Двигаясь как во сне, она открывала ящики комода, вынимала стопки носовых платков, белье, рубашки и укладывала на комод сверху — машинально, не глядя. Сколько раз уже так бывало, привычка. Скажет так, достанет вещи из комода и долго стоит молча, а потом уберет все на место и с застывшим лицом, с сухими глазами снова ляжет, будет думать, вспоминать. Ну а вдруг настанет такая ночь, когда она опустошит все ящики и возьмется за старые чемоданы, что составлены горкой у стены?

— Боб… — В ее голосе не слышно горечи, он тихий, ровный, тусклый, как лунный свет, при котором видно каждое ее движение. — За эти полгода я уж сколько раз по ночам так говорила, просто стыд и срам. У тебя работа тяжелая, ты строишь город. Когда человек так тяжело работает, жена не должна ему плакаться и жилы из него тянуть. Но надо же душу отвести, не могу я молчать. Больше всего я истосковалась по мелочам. По ерунде какой-то, сама не знаю. Помнишь качели у нас на веранде? И плетеную качалку? Дома, в Огайо, летним вечером сидишь и смотришь, кто мимо пройдет или проедет. И наше пианино расстроенное. И какой-никакой хрусталь. И мебель в гостиной… Ну да, конечно, она вся старая, громоздкая, неуклюжая, я и сама знаю… И китайская люстра с подвесками, как подует ветер, они и звенят. А в летний вечер сидишь на веранде и можно перемолвиться словечком с соседями. Все это вздор, глупости… все это неважно.

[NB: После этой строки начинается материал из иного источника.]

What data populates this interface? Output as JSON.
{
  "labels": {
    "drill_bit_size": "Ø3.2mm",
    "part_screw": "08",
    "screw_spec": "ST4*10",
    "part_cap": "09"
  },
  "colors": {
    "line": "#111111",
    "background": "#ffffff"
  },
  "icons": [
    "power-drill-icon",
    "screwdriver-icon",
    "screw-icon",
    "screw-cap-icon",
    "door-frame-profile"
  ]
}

Но почему-то, как проснешься в три часа ночи, отбоя нет от этих мыслей. Ты меня прости.

— Да разве ты виновата, — сказал он. — Марс — место чужое. Тут все не как дома — и пахнет чудно, и на глаз непривычно, и на ощупь. Я и сам ночами про это думаю. А на Земле какой славный наш городок!

— Весной и летом весь в зелени, — подхватила жена. — А осенью все желтое да красное. И дом у нас был славный. И какой старый. Господи, лет восемьдесят, а то и все девяносто! По ночам, бывало, я все слушала, он вроде разговаривает, шепчет. Дерево-то сухое — и перила, и веранда, и пороги. Только тронь — и отзовется. Каждая комната на свой лад. А если у тебя весь дом разговаривает, это как семья: собрались ночью вокруг родные и баюкают — спи, мол, усни. Таких домов нынче не строят. Надо, чтобы в доме жило много народу — отцы, деды, внуки, тогда он с годами и обживется, и согреется. А эта наша коробка… да она и не знает, что я тут, ей все едино, жива я или померла. И голос у нее жестяной, а жесть — она холодная. У нее и пор таких нет, чтоб годы впитались. Погреба нет, некуда откладывать припасы на будущий год и еще на потом. И чердака нету, некуда прибрать всякое старье, что осталось с прошлого года и что было еще до твоего рождения. Знаешь, Боб, вот было бы у нас тут хоть немножко старого, привычного, тогда и со всем новым можно бы сжиться. А когда все-все новое, чужое, каждая малость, так вовек не свыкнешься.

В темноте он кивнул:

— Я и сам так думал.

Она смотрела туда, где на чемоданах, прислоненных к стене, поблескивали лунные блики. И протянула руку.

— Кэрри!

— Что?

Он порывисто сел, спустил ноги на пол.

— Кэрри, я учинил одну несусветную глупость. Все эти месяцы я ночами слушаю, как ты тоскуешь по дому, и мальчики тоже просыпаются и шепчутся, и ветер свистит, и за стеной Марс, моря эти высохшие… и… — Он запнулся, трудно глотнул. — Ты должна понять, что я такое сделал и почему. Месяц назад у нас были в банке деньги, сбережения за десять лет, так вот, я их истратил все как есть, без остатка.

— Боб!!!

— Я их выбросил, Кэрри, честное слово, пустил на ветер. Думал всех порадовать. А вот сейчас ты так говоришь, и эти распроклятые чемоданы тут стоят, и…

— Как же так, Боб? — Она повернулась к нему. — Стало быть, мы торчали здесь, на Марсе, и терпели здешнюю жизнь, и откладывали каждый грош, а ты взял да все сразу и просадил?

— Сам не знаю, может, я просто рехнулся, — сказал он. — Слушай, до утра уже недалеко. Встанем пораньше. Пойдешь со мной и сама увидишь, что я сделал. Ничего не хочу говорить, сама увидишь. А если это все зря — ну что ж, чемоданы — вот они, а ракета на Землю идет четыре раза в неделю.